Albert Triboulet

Albert Triboulet de son vrai nom Albert Marceau Triboulet, né le 29 octobre 1901 à Briançon dans les Hautes-Alpes est un professeur d’italien et de lettres au collège classique de Romans-sur-Isère dans la Drôme. Il deviendra par la suite résistant français sous le nom du lieutenant Marc. Issue d’une famille de classe moyenne et progressiste de gauche, patriote très engagé dans son pays, refusant l'occupation de la France par l'Allemagne nazie pendant la Seconde Guerre mondiale, il s’engage dans la résistance civile puis armée. Capturé par les Nazis lors d’une embuscade, en descendant du maquis du Vercors, il sera fusillé entre fin Juillet et début Août 1944 dans la commune de Saint-Nazaire-en-Royans. Une cité scolaire ainsi qu'une rue portent son nom à Romans-sur-Isère.

Biographie[modifier | modifier le code]

Albert Marceau Triboulet est né le 29 octobre 1901 à Briançon de l’union de Gilbert Triboulet, gendarme et de Marie Albert institutrice. Il est l'ainé de la fratrie, Roger est né en 1903 Gilberte en 1907, Isabelle en 1905 et Marc en 1910, ces deux derniers mourront durant leur enfance. Son père a participé à la Grande Guerre et a été gazé en 1915. Sa mère est nommée officier d’académie en 1924 après avoir reçu des honneurs locaux pour avoir été une institutrice dévouée.

Equipe de football d'Albert Triboulet dans un lycée

Il est issu d’un milieu familial progressiste et orienté à gauche. Son père était en effet trésorier de la section SFIO de Briançon en 1929 mais aussi Franc Maçon. Sa mère était membre du bureau de bienfaisance de Briançon. La famille triboulet ne voulait pas se réduire à son groupe social. La pratique du violon et de la flûte illustre cette volonté émancipatrice car la pratique de la musique était réservée aux classes aisées. Grâce à des photographies retrouvées, nous savons qu’il a également pratiqué le football et la randonnée dans les montagnes.
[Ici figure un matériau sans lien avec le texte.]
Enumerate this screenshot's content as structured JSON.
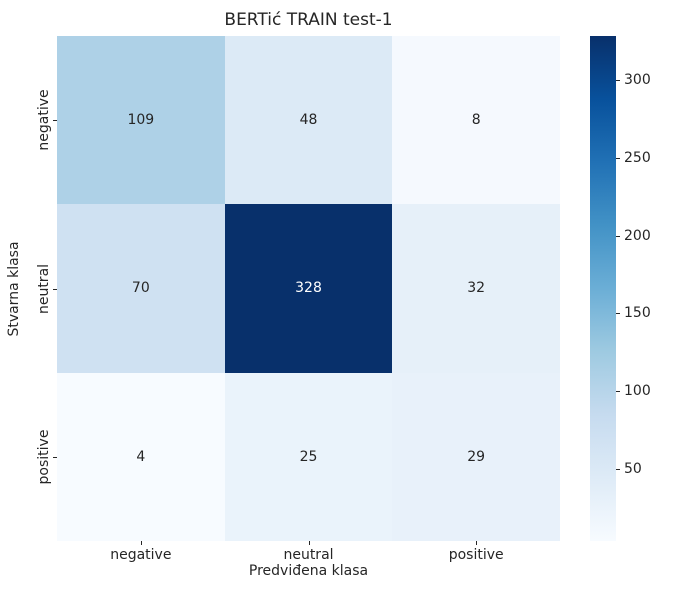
{
  "chart_data": {
    "type": "heatmap",
    "title": "BERTić TRAIN test-1",
    "xlabel": "Predviđena klasa",
    "ylabel": "Stvarna klasa",
    "x_categories": [
      "negative",
      "neutral",
      "positive"
    ],
    "y_categories": [
      "negative",
      "neutral",
      "positive"
    ],
    "matrix": [
      [
        109,
        48,
        8
      ],
      [
        70,
        328,
        32
      ],
      [
        4,
        25,
        29
      ]
    ],
    "vmin": 4,
    "vmax": 328,
    "colormap_name": "Blues",
    "cell_colors": [
      [
        "#aed1e7",
        "#dceaf6",
        "#f5f9fe"
      ],
      [
        "#cfe1f2",
        "#08306b",
        "#e6f0f9"
      ],
      [
        "#f7fbff",
        "#eaf3fb",
        "#e8f1fa"
      ]
    ],
    "cell_text_colors": [
      [
        "#262626",
        "#262626",
        "#262626"
      ],
      [
        "#262626",
        "#ffffff",
        "#262626"
      ],
      [
        "#262626",
        "#262626",
        "#262626"
      ]
    ],
    "colorbar": {
      "ticks": [
        50,
        100,
        150,
        200,
        250,
        300
      ],
      "gradient_stops": [
        "#f7fbff",
        "#deebf7",
        "#c6dbef",
        "#9ecae1",
        "#6baed6",
        "#4292c6",
        "#2171b5",
        "#08519c",
        "#08306b"
      ]
    },
    "text_color": "#262626",
    "background": "#ffffff",
    "legend_position": "right-colorbar",
    "grid": false
  }
}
Il a reçu une bourse qui lui a permis d’intégrer le collège de Briançon[1], un établissement secondaire. Il possédait donc un très bon niveau scolaire. Il a obtenu le baccalauréat de latin, langue vivante, philosophie en juillet 1920[2]. Il obtient ensuite une licence de lettres d’italien à l’université de Grenoble où il va devenir Maître d'internat en 1924 au lycée Champollion. Il quittera, par la suite, ce métier pour arriver à Romans-sur-Isère dans un contexte de tensions politiques et sociales à l'aube des années 1930. Albert se mariera le 14 avril 1936, avec Sarah, Élise Boucher à Grenoble et ils donneront naissance à Lise Marie Triboulet en 1942.

Albert avec sa fille Lise

Il sera ensuite mobilisé dans le troisième bataillon du 440e régiment de pionnier durant la seconde guerre mondiale, et nommé Sergent-chef en novembre 1939. Il sera rendu à la vie civile en juillet 1940. Par la suite, il entamera son parcours de résistant en y entremêlant sa carrière d’enseignant. À la fin du mois de juillet, au plus fort de la bataille du Vercors, il sera fait prisonnier au barrage de Saint-Just-de-Claix. Albert Triboulet sera fusillé fin juillet début aout 1944 avec neuf autres maquisards, dans le parc du château de Saint-Nazaire-en-Royans. Il sera considéré comme résistant après sa mort et sa fille deviendra pupille de la nation en 1946. Des hommages lui seront rendus et le collège classique de Romans-sur-Isère, où il était professeur prendra son nom : Le Collège Albert TRIBOULET.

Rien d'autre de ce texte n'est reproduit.